Maar sommige hulp komt te laat. Of de hulp komt wel en dan gaat het alsnog fout. De man die urenlang met zijn kind op een lantaarnpaal zit. Als er reddingstroepen arriveren, glijdt het kind uit zijn handen en verdrinkt. De twee kleine meisjes die op een matras wegdrijven, het kolkende water in. De moeder die haar man en haar zeven kinderen ziet verdrinken. De ouders die zeggen tegen hun zoon: ‘Ga jij maar naar je vriendinnetje, zij woont hoog op de dijk, daar ben je veilig’. Hij verdrinkt, omdat het huis niet bestand is tegen het wassende water. De ouders hebben voor altijd een schuldgevoel.

En dan daarna… wat te denken van al die mensen die gingen ‘opruimen’? Wat een diep respect voor alle mensen die dat hebben gedaan. Zij gingen de huizen in en vonden hun eigen dorpsgenoten. Ze haalden alle dode dieren uit de stallen. Dat moet vreselijk geweest zijn. De indrukken, die geur. Dat zouden ze nooit vergeten.

Ik luister aandachtig naar al die verhalen. Het is nu bijna zeventig jaar geleden. Als die mensen er straks niet meer zijn, verdwijnen de verhalen.

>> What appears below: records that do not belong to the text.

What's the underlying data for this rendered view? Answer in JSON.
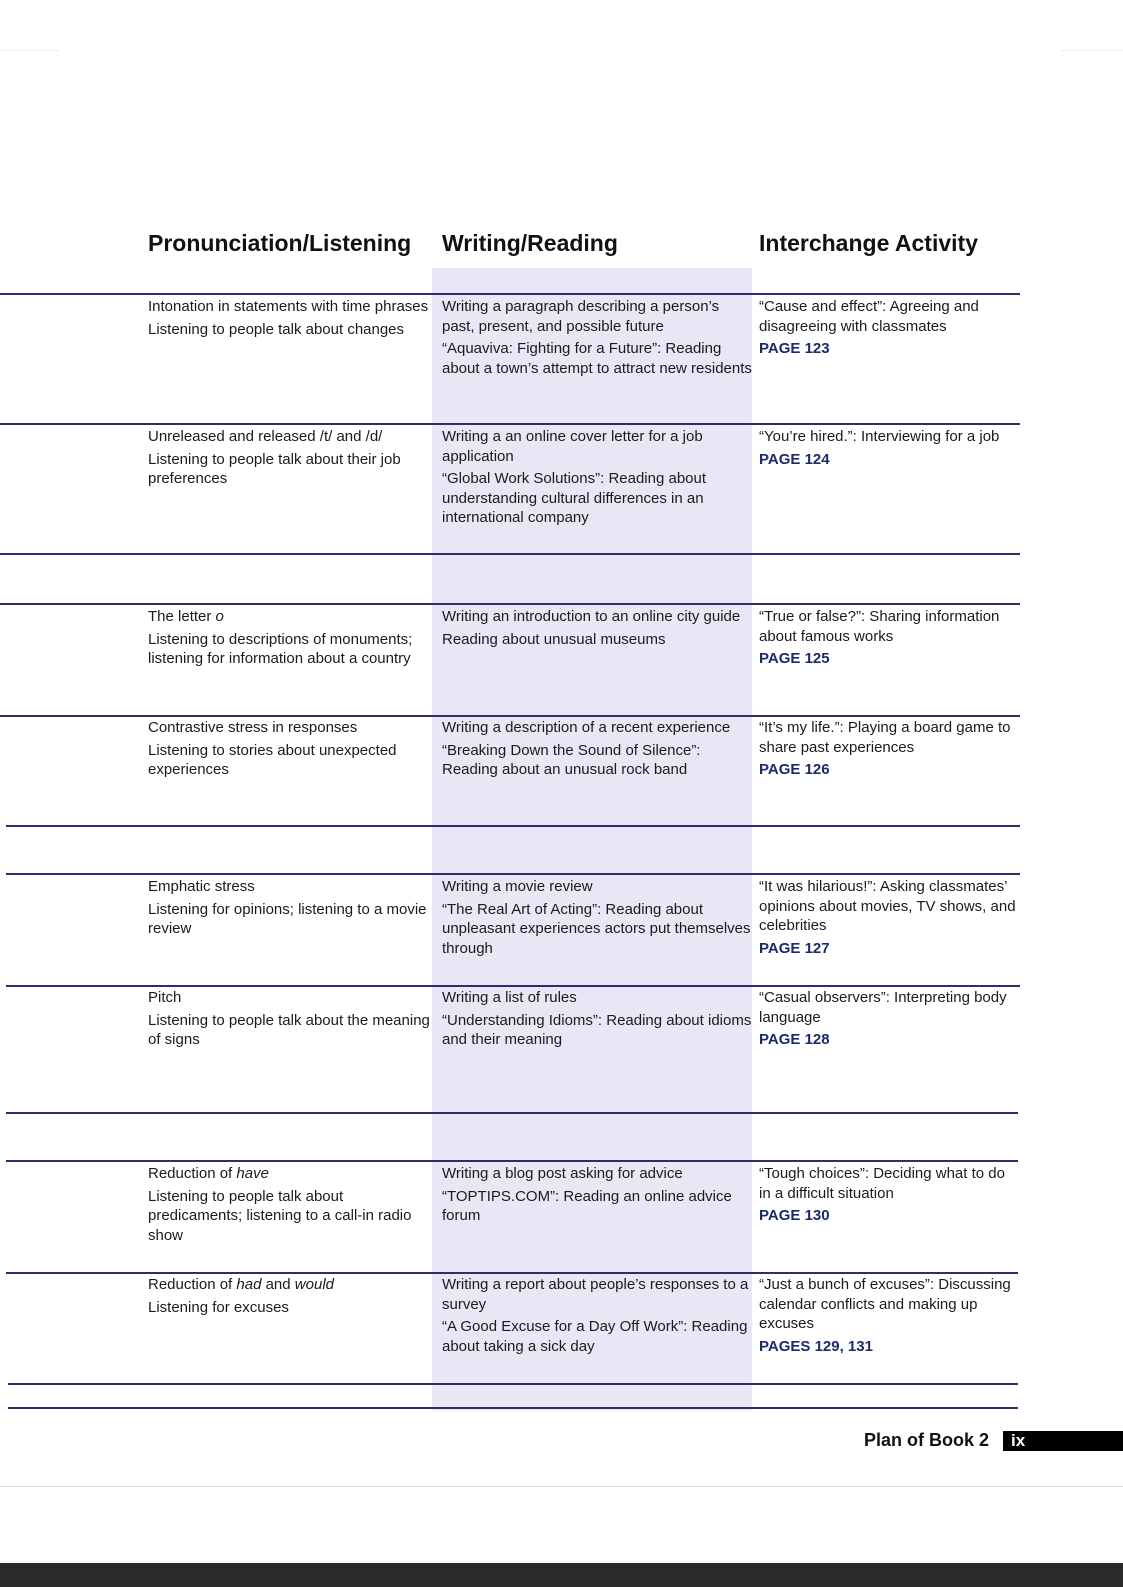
{
  "headers": {
    "col1": "Pronunciation/Listening",
    "col2": "Writing/Reading",
    "col3": "Interchange Activity"
  },
  "rows": [
    {
      "col1": [
        [
          {
            "t": "Intonation in statements with time phrases"
          }
        ],
        [
          {
            "t": "Listening to people talk about changes"
          }
        ]
      ],
      "col2": [
        [
          {
            "t": "Writing a paragraph describing a person’s past, present, and possible future"
          }
        ],
        [
          {
            "t": "“Aquaviva: Fighting for a Future”: Reading about a town’s attempt to attract new residents"
          }
        ]
      ],
      "col3": "“Cause and effect”: Agreeing and disagreeing with classmates",
      "page": "PAGE 123"
    },
    {
      "col1": [
        [
          {
            "t": "Unreleased and released /t/ and /d/"
          }
        ],
        [
          {
            "t": "Listening to people talk about their job preferences"
          }
        ]
      ],
      "col2": [
        [
          {
            "t": "Writing a an online cover letter for a job application"
          }
        ],
        [
          {
            "t": "“Global Work Solutions”: Reading about understanding cultural differences in an international company"
          }
        ]
      ],
      "col3": "“You’re hired.”: Interviewing for a job",
      "page": "PAGE 124"
    },
    {
      "col1": [
        [
          {
            "t": "The letter "
          },
          {
            "t": "o",
            "i": true
          }
        ],
        [
          {
            "t": "Listening to descriptions of monuments; listening for information about a country"
          }
        ]
      ],
      "col2": [
        [
          {
            "t": "Writing an introduction to an online city guide"
          }
        ],
        [
          {
            "t": "Reading about unusual museums"
          }
        ]
      ],
      "col3": "“True or false?”: Sharing information about famous works",
      "page": "PAGE 125"
    },
    {
      "col1": [
        [
          {
            "t": "Contrastive stress in responses"
          }
        ],
        [
          {
            "t": "Listening to stories about unexpected experiences"
          }
        ]
      ],
      "col2": [
        [
          {
            "t": "Writing a description of a recent experience"
          }
        ],
        [
          {
            "t": "“Breaking Down the Sound of Silence”: Reading about an unusual rock band"
          }
        ]
      ],
      "col3": "“It’s my life.”: Playing a board game to share past experiences",
      "page": "PAGE 126"
    },
    {
      "col1": [
        [
          {
            "t": "Emphatic stress"
          }
        ],
        [
          {
            "t": "Listening for opinions; listening to a movie review"
          }
        ]
      ],
      "col2": [
        [
          {
            "t": "Writing a movie review"
          }
        ],
        [
          {
            "t": "“The Real Art of Acting”: Reading about unpleasant experiences actors put themselves through"
          }
        ]
      ],
      "col3": "“It was hilarious!”: Asking classmates’ opinions about movies, TV shows, and celebrities",
      "page": "PAGE 127"
    },
    {
      "col1": [
        [
          {
            "t": "Pitch"
          }
        ],
        [
          {
            "t": "Listening to people talk about the meaning of signs"
          }
        ]
      ],
      "col2": [
        [
          {
            "t": "Writing a list of rules"
          }
        ],
        [
          {
            "t": "“Understanding Idioms”: Reading about idioms and their meaning"
          }
        ]
      ],
      "col3": "“Casual observers”: Interpreting body language",
      "page": "PAGE 128"
    },
    {
      "col1": [
        [
          {
            "t": "Reduction of "
          },
          {
            "t": "have",
            "i": true
          }
        ],
        [
          {
            "t": "Listening to people talk about predicaments; listening to a call-in radio show"
          }
        ]
      ],
      "col2": [
        [
          {
            "t": "Writing a blog post asking for advice"
          }
        ],
        [
          {
            "t": "“TOPTIPS.COM”: Reading an online advice forum"
          }
        ]
      ],
      "col3": "“Tough choices”: Deciding what to do in a difficult situation",
      "page": "PAGE 130"
    },
    {
      "col1": [
        [
          {
            "t": "Reduction of "
          },
          {
            "t": "had",
            "i": true
          },
          {
            "t": " and "
          },
          {
            "t": "would",
            "i": true
          }
        ],
        [
          {
            "t": "Listening for excuses"
          }
        ]
      ],
      "col2": [
        [
          {
            "t": "Writing a report about people’s responses to a survey"
          }
        ],
        [
          {
            "t": "“A Good Excuse for a Day Off Work”: Reading about taking a sick day"
          }
        ]
      ],
      "col3": "“Just a bunch of excuses”: Discussing calendar conflicts and making up excuses",
      "page": "PAGES 129, 131"
    }
  ],
  "footer": {
    "title": "Plan of Book 2",
    "page_number": "ix"
  },
  "colors": {
    "rule": "#2a2f6e",
    "page_ref": "#1d2a6b",
    "band": "#e9e6f6"
  }
}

Wat hebben die mensen angsten gekend, grote persoonlijke en materiële verliezen geleden, honger gehad. Maar wat waren ze sterk! Ze bouwden samen weer een nieuw dorp en gingen door. Sommige mensen praten er vaak over. Anderen soms. Sommigen nóóit. Omdat ze het niet kunnen.

Op 1 februari herdenken wij de Watersnoodramp van 1953. Het is al een hele tijd geleden. Maar voor velen voelt het nog als de dag van gisteren.